Most normal people, for example, expect that after a flipped coin shows a string of heads, tails is "due." Probability theory says otherwise: the coin doesn't "know" what happened before, so the chances on the next flip are still 50/50. Abstraction wins, intuition loses.

[Actually, Stanford researchers showed in 2007 (pdf here) showing that unless a coin is flipped perfectly, the results will not be 50/50: if the coin is spinning in its plane at all, its angular momentum will tend to keep it pointed the way it started out. But that's a minor issue.]

On the other hand, there are lots of cases where common intuition is "directionally correct." Take another staple of introductory probability courses: a bag full of different-colored balls. In this case, the probability won't stay the same unless you put each ball back in the bag after you choose it. If you keep it, choosing a ball of one color will increase the chances of a different color on the next pick, in keeping with intuition.

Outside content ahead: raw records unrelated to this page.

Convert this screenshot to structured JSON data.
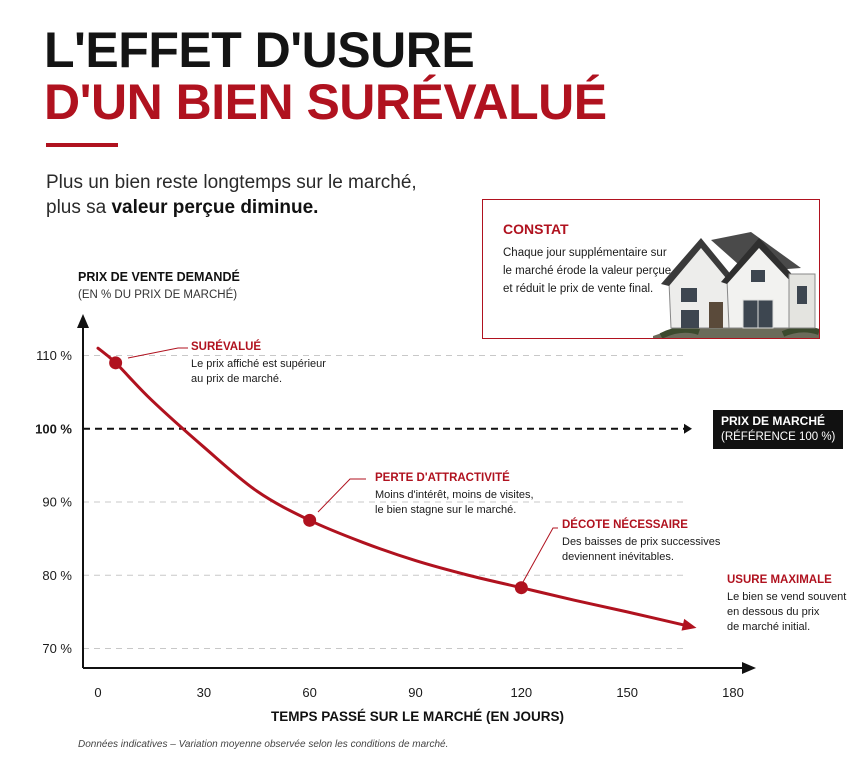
{
  "header": {
    "title_line1": "L'EFFET D'USURE",
    "title_line2": "D'UN BIEN SURÉVALUÉ",
    "subtitle_line1": "Plus un bien reste longtemps sur le marché,",
    "subtitle_line2_start": "plus sa ",
    "subtitle_line2_bold": "valeur perçue diminue."
  },
  "constat": {
    "heading": "CONSTAT",
    "text": "Chaque jour supplémentaire sur le marché érode la valeur perçue et réduit le prix de vente final."
  },
  "axes": {
    "ylabel": "PRIX DE VENTE DEMANDÉ",
    "ylabel_sub": "(EN % DU PRIX DE MARCHÉ)",
    "xlabel": "TEMPS PASSÉ SUR LE MARCHÉ (EN JOURS)"
  },
  "reference": {
    "line1": "PRIX DE MARCHÉ",
    "line2": "(RÉFÉRENCE 100 %)"
  },
  "annotations": [
    {
      "title": "SURÉVALUÉ",
      "text_lines": [
        "Le prix affiché est supérieur",
        "au prix de marché."
      ]
    },
    {
      "title": "PERTE D'ATTRACTIVITÉ",
      "text_lines": [
        "Moins d'intérêt, moins de visites,",
        "le bien stagne sur le marché."
      ]
    },
    {
      "title": "DÉCOTE NÉCESSAIRE",
      "text_lines": [
        "Des baisses de prix successives",
        "deviennent inévitables."
      ]
    },
    {
      "title": "USURE MAXIMALE",
      "text_lines": [
        "Le bien se vend souvent",
        "en dessous du prix",
        "de marché initial."
      ]
    }
  ],
  "footnote": "Données indicatives – Variation moyenne observée selon les conditions de marché.",
  "colors": {
    "accent": "#b0121f",
    "dark": "#111111",
    "grid": "#c8c8c8"
  },
  "chart_data": {
    "type": "line",
    "title": "L'EFFET D'USURE D'UN BIEN SURÉVALUÉ",
    "xlabel": "TEMPS PASSÉ SUR LE MARCHÉ (EN JOURS)",
    "ylabel": "PRIX DE VENTE DEMANDÉ (EN % DU PRIX DE MARCHÉ)",
    "xlim": [
      0,
      180
    ],
    "ylim": [
      68,
      112
    ],
    "x_ticks": [
      0,
      30,
      60,
      90,
      120,
      150,
      180
    ],
    "x_tick_labels": [
      "0",
      "30",
      "60",
      "90",
      "120",
      "150",
      "180"
    ],
    "y_ticks": [
      70,
      80,
      90,
      100,
      110
    ],
    "y_tick_labels": [
      "70 %",
      "80 %",
      "90 %",
      "100 %",
      "110 %"
    ],
    "grid": "horizontal dashed",
    "reference_line": {
      "y": 100,
      "label": "PRIX DE MARCHÉ (RÉFÉRENCE 100 %)"
    },
    "series": [
      {
        "x": [
          0,
          5,
          15,
          30,
          45,
          60,
          75,
          90,
          105,
          120,
          135,
          150,
          168
        ],
        "y": [
          111,
          109,
          104,
          97.5,
          91.5,
          87.5,
          84.5,
          82,
          80,
          78.3,
          76.6,
          75,
          73
        ]
      }
    ],
    "highlighted_points": [
      {
        "x": 5,
        "y": 109,
        "label": "SURÉVALUÉ"
      },
      {
        "x": 60,
        "y": 87.5,
        "label": "PERTE D'ATTRACTIVITÉ"
      },
      {
        "x": 120,
        "y": 78.3,
        "label": "DÉCOTE NÉCESSAIRE"
      },
      {
        "x": 168,
        "y": 73,
        "label": "USURE MAXIMALE"
      }
    ]
  }
}
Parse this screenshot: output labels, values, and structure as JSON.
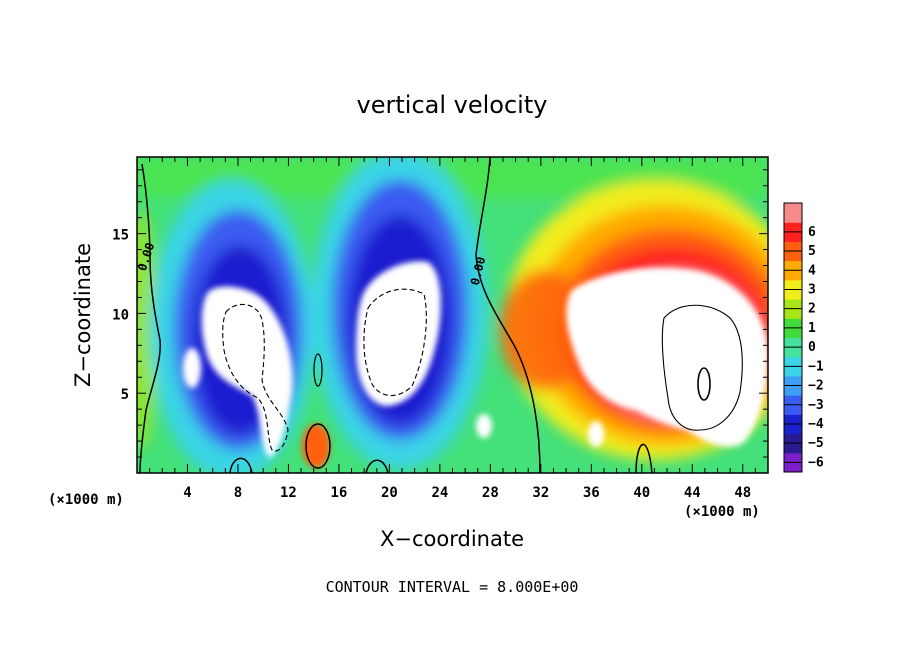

Of course, intuition doesn't get the answer with any precision, and it gets it completely wrong for the coin flip. To do it right, you need the abstract formalism. Still, it's easy to imagine that our brains are hard-wired with an estimating procedure that gets many real-world cases about right.

In other cases, our intuition is more flexible than slavish devotion to calculation. Suppose I start flipping a coin. It's not surprising to see heads the first time, and the second time. How about the third time? The tenth? If it keeps coming up heads, you will quickly suspect that there's a problem with you original assumption that the probability is 50%. Your natural thought processes will make this shift naturally, even if you might be hard pressed to calculate why. Probability theory is not going to help much when the assumptions are wrong.

It's true that people are notoriously bad at probability. ScienceBlogger Jason Rosenhouse has just devoted an entire book to one example, the "The Monty Hall Problem: The Remarkable Story of Math's Most Contentious Brain Teaser. (It was also discussed in 2008's The Drunkard's Walk, by Leonard Mlodinow, and in The Power of Logical Thinking, by Marilyn Vos Savant (1997), the Parade columnist who popularized it.)

The Daily Show's John Olliver amusingly explored how simple probability estimates (especially at around minute 3:20) help us misunderstand the chances that the Large Hadron Collider will destroy the world.

Still, our innate estimation skills developed to deal tolerably well with a wide variety of situations in which we had only a vague notion of the underlying principles. Highly contrived, predictable situations like the coin flip would have been the exception. Even though our intuition frequently fails in detail, it helped us survive a complex, murky world.